Kommentar zur Elite in Deutschland Elite in Deutschland: Eine Ost-Quote für Spitzenpositionen in Deutschland wäre keineswegs absurd.

Berlin - Es ist noch gar nicht so lange her, dass Probleme wie die mangelnde Repräsentanz Ostdeutscher in den Funktionseliten von Politik, Verwaltung, Wirtschaft und Gesellschaft entweder nicht bekannt waren oder von Westdeutschen tüchtig ignoriert wurden. Die Vereinigung wurde als linearer Prozess betrachtet nach dem banalen Motto: Je mehr Zeit vergeht, desto mehr Einheit haben wir. Dass Geschichte so nicht funktioniert, haben die letzten Wahlen erneut deutlich gezeigt. Wenn die AfD in Sachsen-Anhalt rund 24 Prozent holt, im benachbarten Niedersachsen aber nur rund sechs Prozent, dann ist dies ein Indiz von vielen dafür, wie groß die Unterschiede zwischen Ost und West immer noch sind. Daran ändert der Umstand, dass der Mauerfall bald länger zurück liegt, als die Mauer überhaupt stand (28 Jahre nämlich), gar nichts.
Solange zumindest die älteren Ostdeutschen die Welt anders sehen als die Westdeutschen und in ihr anders agieren, führt die mangelnde Repräsentanz Ostdeutscher in den Eliten, vor allem in den Eliten Ostdeutschlands, zu einer größeren Distanz zu den Institutionen und damit zur Demokratie. Dies ist, neben dem Gerechtigkeitsaspekt, der springende Punkt. Deshalb gehen auch jene in die Irre, die den Unterschied zwischen Ost und West gleichsetzen mit dem Unterschied von Nord und Süd. Das ist unpolitischer Quatsch.

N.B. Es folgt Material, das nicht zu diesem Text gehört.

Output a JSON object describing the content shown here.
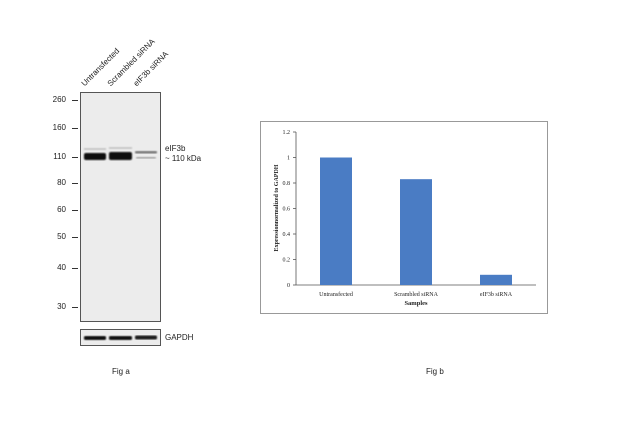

Das Problem muss überhaupt erst zur Kenntnis genommen werden
Nun ist es schwierig, der Eliten-Misere zu begegnen. Eine Ost-Quote – wie Frauen- oder Migrantenquoten an und für sich durchaus bedenkenswert – wäre faktisch wie rechtlich problematisch, weil sich zunehmend selten sauber trennen lässt, wer Ost- und wer Westdeutscher ist. In der Praxis würde eine solche Quote überdies neue Gräben aufreißen. Landeskinder-Regelungen wären gewiss eher möglich und machbar.
Wichtig ist, dass das Problem überhaupt zur Kenntnis genommen wird und der realistische Blick auf die gesellschaftlichen und politischen Verhältnisse die Ignoranz ersetzt, die wir im Kontext der Einheit zu oft hatten und zuweilen unverändert haben. Vieles hat sich angeglichen, ja. Vieles in Ostdeutschland ist gut und besser als in anderen Teilen Osteuropas. Das, was nicht gut ist, muss sich aber bessern. Und dazu sind Debatten unumgänglich.